Exclusive-Google is working to erode Nvidia’s software advantage with Meta

Dec 17 (Reuters) – Alphabet’s Google is working on a new initiative to improve its artificial intelligence chips running PyTorch, the world’s most widely used AI software framework, in a move aimed at weakening Nvidia’s long-standing dominance of the AI ​​computing market, according to people familiar with the matter.

The effort is part of Google’s aggressive plan to make its tensor processing units a viable alternative to market-leading Nvidia GPUs. TPU sales have become a key driver of Google’s cloud revenue growth as it tries to prove to investors that its AI investments are paying off.

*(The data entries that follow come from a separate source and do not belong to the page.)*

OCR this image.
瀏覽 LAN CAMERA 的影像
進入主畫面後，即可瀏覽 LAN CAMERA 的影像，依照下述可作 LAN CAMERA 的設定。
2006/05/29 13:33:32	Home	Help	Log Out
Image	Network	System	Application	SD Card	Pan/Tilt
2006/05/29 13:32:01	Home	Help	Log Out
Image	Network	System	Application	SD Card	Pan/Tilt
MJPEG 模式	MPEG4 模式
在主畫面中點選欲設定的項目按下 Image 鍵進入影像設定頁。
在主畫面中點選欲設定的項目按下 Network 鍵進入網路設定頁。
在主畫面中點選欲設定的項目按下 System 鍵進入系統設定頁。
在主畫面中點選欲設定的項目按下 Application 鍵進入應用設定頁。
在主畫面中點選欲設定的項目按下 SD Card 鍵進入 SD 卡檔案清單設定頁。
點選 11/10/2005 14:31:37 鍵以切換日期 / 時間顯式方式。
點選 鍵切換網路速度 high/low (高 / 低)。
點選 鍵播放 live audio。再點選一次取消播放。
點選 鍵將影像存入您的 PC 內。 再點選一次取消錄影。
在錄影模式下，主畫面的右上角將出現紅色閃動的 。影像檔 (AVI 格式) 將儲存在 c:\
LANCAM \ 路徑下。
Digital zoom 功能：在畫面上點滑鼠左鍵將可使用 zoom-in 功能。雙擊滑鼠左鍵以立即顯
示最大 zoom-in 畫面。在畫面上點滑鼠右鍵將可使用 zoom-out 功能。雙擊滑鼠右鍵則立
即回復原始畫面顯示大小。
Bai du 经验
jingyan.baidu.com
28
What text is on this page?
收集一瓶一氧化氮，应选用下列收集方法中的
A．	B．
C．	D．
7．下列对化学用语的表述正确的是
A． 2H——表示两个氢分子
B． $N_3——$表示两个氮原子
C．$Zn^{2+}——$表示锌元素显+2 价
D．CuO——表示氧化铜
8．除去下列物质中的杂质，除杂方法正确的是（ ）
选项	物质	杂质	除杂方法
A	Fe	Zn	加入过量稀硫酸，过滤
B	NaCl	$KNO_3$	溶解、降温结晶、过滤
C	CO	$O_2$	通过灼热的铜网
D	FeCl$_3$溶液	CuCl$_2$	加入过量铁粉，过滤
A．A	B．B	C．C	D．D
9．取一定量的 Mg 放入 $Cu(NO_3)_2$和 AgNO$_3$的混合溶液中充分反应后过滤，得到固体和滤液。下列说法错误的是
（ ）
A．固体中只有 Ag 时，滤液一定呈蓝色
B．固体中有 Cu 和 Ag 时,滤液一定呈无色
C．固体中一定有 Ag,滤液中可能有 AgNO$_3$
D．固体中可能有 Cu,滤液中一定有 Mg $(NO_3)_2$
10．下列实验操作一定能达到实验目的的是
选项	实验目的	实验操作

But hardware alone is not enough to drive adoption. The new initiative, known internally as “TorchTPU,” aims to remove a key barrier that has slowed the adoption of TPU chips by making them fully compatible and developer-friendly for customers who have already built their technology infrastructure using PyTorch software, the sources said. Google is also considering open-sourcing parts of the software to speed customer uptake, some of the people said.

Compared to previous attempts to support PyTorch on TPU, Google has given more organizational attention, resources and strategic importance to TorchTPU as demand grows from companies that want to adopt the chips but view the software stack as a bottleneck, the sources said.

PyTorch, an open-source project strongly supported by Meta Platforms, is one of the most widely used tools for developers building AI models. In Silicon Valley, very few developers write every line of code that chips from Nvidia, Advanced Micro Devices or Google will actually execute.

Instead, these developers rely on tools like PyTorch, which is a collection of pre-written code libraries and frameworks that automate many common tasks in AI software development. Originally released in 2016, PyTorch’s history has been closely tied to Nvidia’s development of CUDA, software that some Wall Street analysts see as the company’s strongest shield against competitors.

Nvidia engineers have spent years making sure software developed with PyTorch runs as fast and efficiently as possible on its chips. Google, by contrast, has long had its in-house armies of software developers use a different code framework called Jax, and its TPU chips use a tool called XLA to make the code run efficiently. Much of Google’s AI and performance optimization software stack has been built around Jax, bridging the gap between how Google uses its chips and how customers want to use them.

A Google Cloud spokesperson would not comment on the details of the project, but confirmed to Reuters that the move would give customers a choice.